In rodents, neonatal exposure to genistein alters ovarian differentiation, reduces fertility and causes uterine cancer later in life. Most of these studies have been done with subcutaneous injections of the aglycone form of the compound, genistein. Mice treated by subcutaneous injection of genistein at a dose of 50 mg/kg/day have peak serum circulating levels of genistein of 3.4–6.2 µM [61]. These levels are similar to infants on soy-based infant formulas.
(Was ich wichtig finde ist, dass im Falle dieser Hormongeschichten bei trächtigen Tieren das Ergebnis scheinbar sehr gut auf den Mensch zu übertragen ist, da die Vorgänge fast identisch sind und sich Erfahrungen im Tierversuch mit denen am Menschen decken. Das ist ja nicht immer der Fall)
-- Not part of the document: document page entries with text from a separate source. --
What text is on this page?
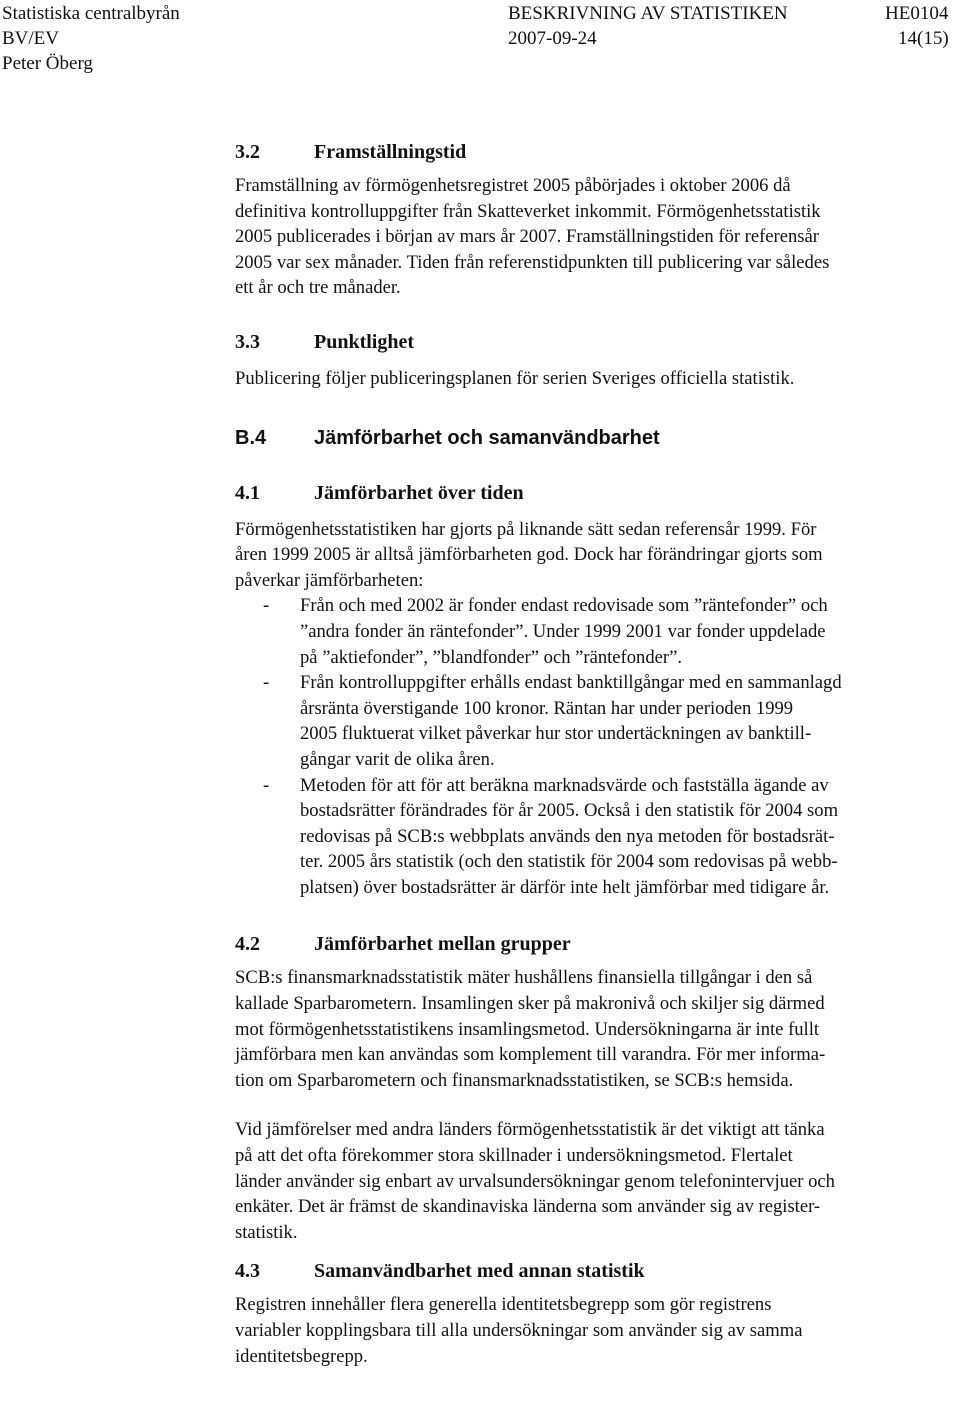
Statistiska centralbyrån	BESKRIVNING AV STATISTIKEN	HE0104
BV/EV	2007-09-24	14(15)
Peter Öberg
3.2	Framställningstid

Framställning av förmögenhetsregistret 2005 påbörjades i oktober 2006 då
definitiva kontrolluppgifter från Skatteverket inkommit. Förmögenhetsstatistik
2005 publicerades i början av mars år 2007. Framställningstiden för referensår
2005 var sex månader. Tiden från referenstidpunkten till publicering var således
ett år och tre månader.

3.3	Punktlighet

Publicering följer publiceringsplanen för serien Sveriges officiella statistik.

B.4 Jämförbarhet och samanvändbarhet
4.1	Jämförbarhet över tiden

Förmögenhetsstatistiken har gjorts på liknande sätt sedan referensår 1999. För
åren 1999 2005 är alltså jämförbarheten god. Dock har förändringar gjorts som
påverkar jämförbarheten:

- Från och med 2002 är fonder endast redovisade som ”räntefonder” och
”andra fonder än räntefonder”. Under 1999 2001 var fonder uppdelade
på ”aktiefonder”, ”blandfonder” och ”räntefonder”.
- Från kontrolluppgifter erhålls endast banktillgångar med en sammanlagd
årsränta överstigande 100 kronor. Räntan har under perioden 1999
2005 fluktuerat vilket påverkar hur stor undertäckningen av banktill-
gångar varit de olika åren.
- Metoden för att för att beräkna marknadsvärde och fastställa ägande av
bostadsrätter förändrades för år 2005. Också i den statistik för 2004 som
redovisas på SCB:s webbplats används den nya metoden för bostadsrät-
ter. 2005 års statistik (och den statistik för 2004 som redovisas på webb-
platsen) över bostadsrätter är därför inte helt jämförbar med tidigare år.
4.2	Jämförbarhet mellan grupper

SCB:s finansmarknadsstatistik mäter hushållens finansiella tillgångar i den så
kallade Sparbarometern. Insamlingen sker på makronivå och skiljer sig därmed
mot förmögenhetsstatistikens insamlingsmetod. Undersökningarna är inte fullt
jämförbara men kan användas som komplement till varandra. För mer informa-
tion om Sparbarometern och finansmarknadsstatistiken, se SCB:s hemsida.

Vid jämförelser med andra länders förmögenhetsstatistik är det viktigt att tänka
på att det ofta förekommer stora skillnader i undersökningsmetod. Flertalet
länder använder sig enbart av urvalsundersökningar genom telefonintervjuer och
enkäter. Det är främst de skandinaviska länderna som använder sig av register-
statistik.

4.3	Samanvändbarhet med annan statistik

Registren innehåller flera generella identitetsbegrepp som gör registrens
variabler kopplingsbara till alla undersökningar som använder sig av samma
identitetsbegrepp.
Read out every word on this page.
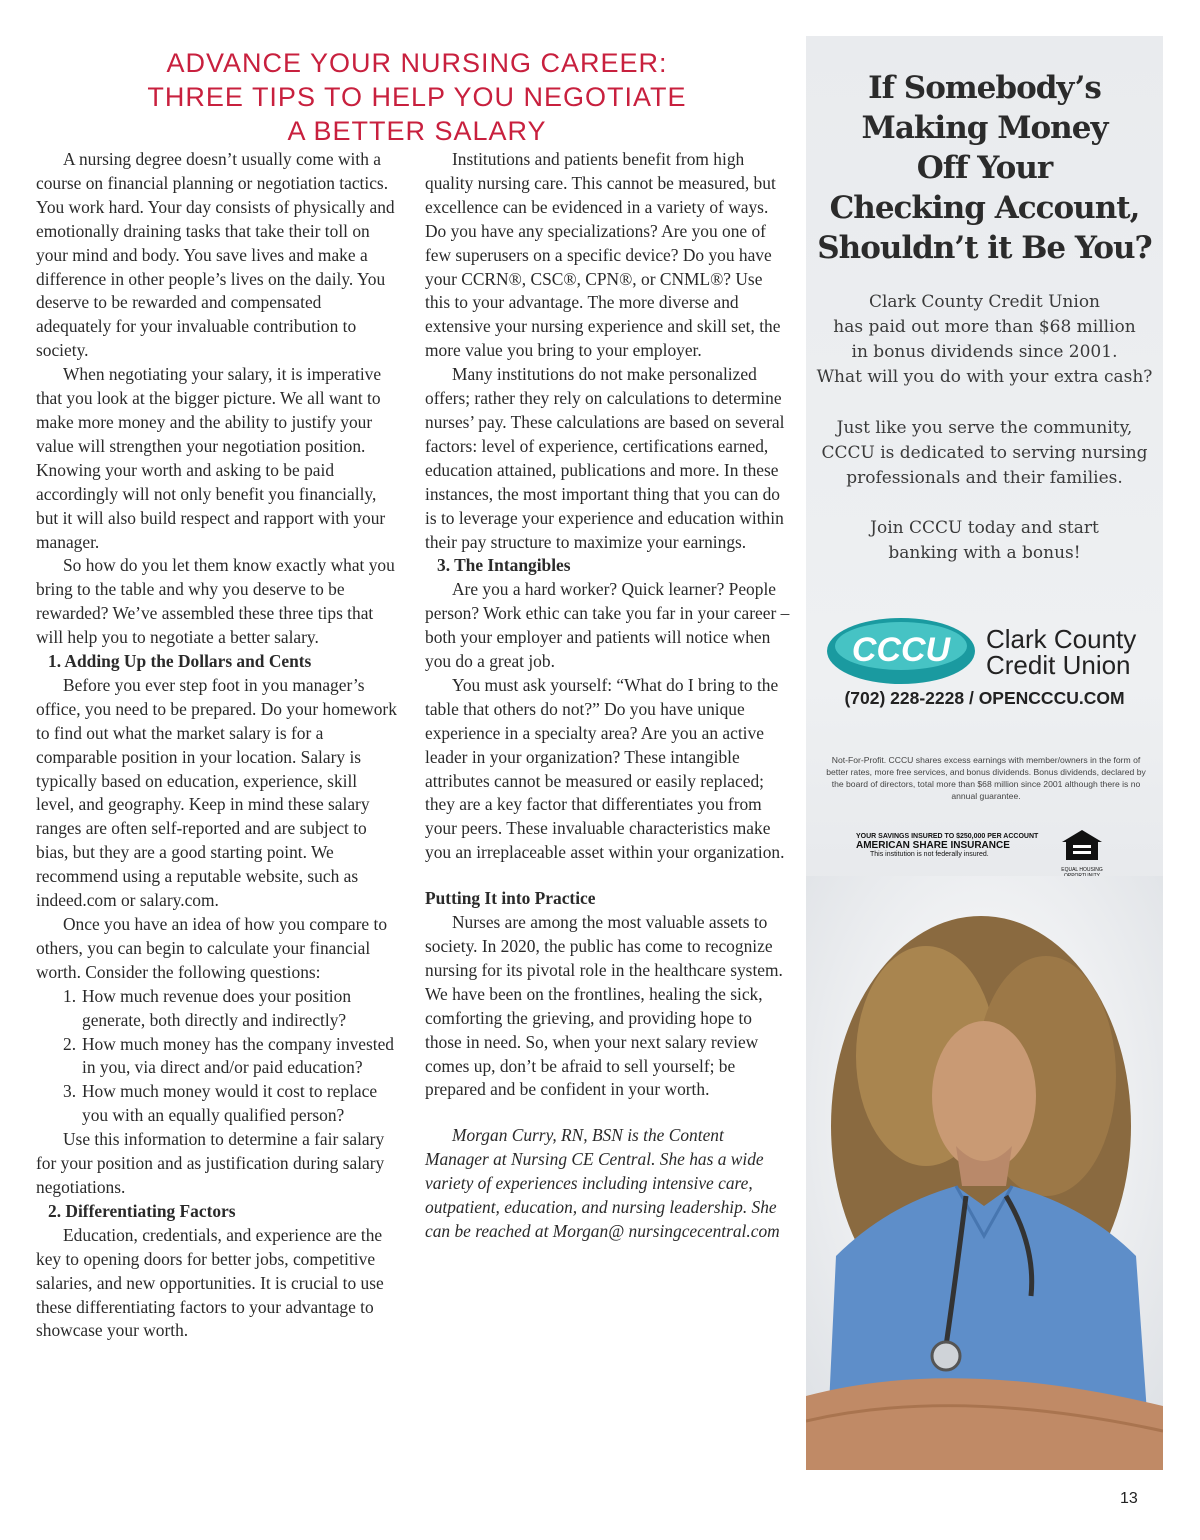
ADVANCE YOUR NURSING CAREER:
THREE TIPS TO HELP YOU NEGOTIATE
A BETTER SALARY

A nursing degree doesn’t usually come with a course on financial planning or negotiation tactics. You work hard. Your day consists of physically and emotionally draining tasks that take their toll on your mind and body. You save lives and make a difference in other people’s lives on the daily. You deserve to be rewarded and compensated adequately for your invaluable contribution to society.

When negotiating your salary, it is imperative that you look at the bigger picture. We all want to make more money and the ability to justify your value will strengthen your negotiation position. Knowing your worth and asking to be paid accordingly will not only benefit you financially, but it will also build respect and rapport with your manager.

So how do you let them know exactly what you bring to the table and why you deserve to be rewarded? We’ve assembled these three tips that will help you to negotiate a better salary.

1. Adding Up the Dollars and Cents

Before you ever step foot in you manager’s office, you need to be prepared. Do your homework to find out what the market salary is for a comparable position in your location. Salary is typically based on education, experience, skill level, and geography. Keep in mind these salary ranges are often self-reported and are subject to bias, but they are a good starting point. We recommend using a reputable website, such as indeed.com or salary.com.

Once you have an idea of how you compare to others, you can begin to calculate your financial worth. Consider the following questions:

1. How much revenue does your position generate, both directly and indirectly?
2. How much money has the company invested in you, via direct and/or paid education?
3. How much money would it cost to replace you with an equally qualified person?

Use this information to determine a fair salary for your position and as justification during salary negotiations.

2. Differentiating Factors

Education, credentials, and experience are the key to opening doors for better jobs, competitive salaries, and new opportunities. It is crucial to use these differentiating factors to your advantage to showcase your worth.

Institutions and patients benefit from high quality nursing care. This cannot be measured, but excellence can be evidenced in a variety of ways. Do you have any specializations? Are you one of few superusers on a specific device? Do you have your CCRN®, CSC®, CPN®, or CNML®? Use this to your advantage. The more diverse and extensive your nursing experience and skill set, the more value you bring to your employer.

Many institutions do not make personalized offers; rather they rely on calculations to determine nurses’ pay. These calculations are based on several factors: level of experience, certifications earned, education attained, publications and more. In these instances, the most important thing that you can do is to leverage your experience and education within their pay structure to maximize your earnings.

3. The Intangibles

Are you a hard worker? Quick learner? People person? Work ethic can take you far in your career – both your employer and patients will notice when you do a great job.

You must ask yourself: “What do I bring to the table that others do not?” Do you have unique experience in a specialty area? Are you an active leader in your organization? These intangible attributes cannot be measured or easily replaced; they are a key factor that differentiates you from your peers. These invaluable characteristics make you an irreplaceable asset within your organization.

Putting It into Practice

Nurses are among the most valuable assets to society. In 2020, the public has come to recognize nursing for its pivotal role in the healthcare system. We have been on the frontlines, healing the sick, comforting the grieving, and providing hope to those in need. So, when your next salary review comes up, don’t be afraid to sell yourself; be prepared and be confident in your worth.

Morgan Curry, RN, BSN is the Content Manager at Nursing CE Central. She has a wide variety of experiences including intensive care, outpatient, education, and nursing leadership. She can be reached at Morgan@ nursingcecentral.com

If Somebody’s
Making Money
Off Your
Checking Account,
Shouldn’t it Be You?
Clark County Credit Union
has paid out more than $68 million
in bonus dividends since 2001.
What will you do with your extra cash?
Just like you serve the community,
CCCU is dedicated to serving nursing
professionals and their families.
Join CCCU today and start
banking with a bonus!
CCCU Clark County
Credit Union
(702) 228-2228 / OPENCCCU.COM
Not-For-Profit. CCCU shares excess earnings with member/owners in the form of better rates, more free services, and bonus dividends. Bonus dividends, declared by the board of directors, total more than $68 million since 2001 although there is no annual guarantee.
YOUR SAVINGS INSURED TO $250,000 PER ACCOUNT
AMERICAN SHARE INSURANCE
This institution is not federally insured.
EQUAL HOUSING
13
The National Toxicology Program recently completed its most recent safety assessment of soy infant formula (available at
http://cerhr.niehs.nih.gov/chemicals/ge ... rt_508.pdf) and concluded there is “minimal concern for adverse developmental effects.”It is the same level of concern initially expressed for BPA
So is another reproductive health tragedy silently unfolding with the use of soy infant formula? Most of the reproductive outcomes following fetal exposure to DES were predicted by or replicated in animal models [183,168] emphasizing the importance of animal models for adumbrating potential adverse effects of endocrine disruptors in humans. Evidence for concern is emerging from a steady stream of laboratory animal data. The difficulty for public health agencies, parents and physicians is determining if the observed effects reliably predict what is likely to be happening in humans.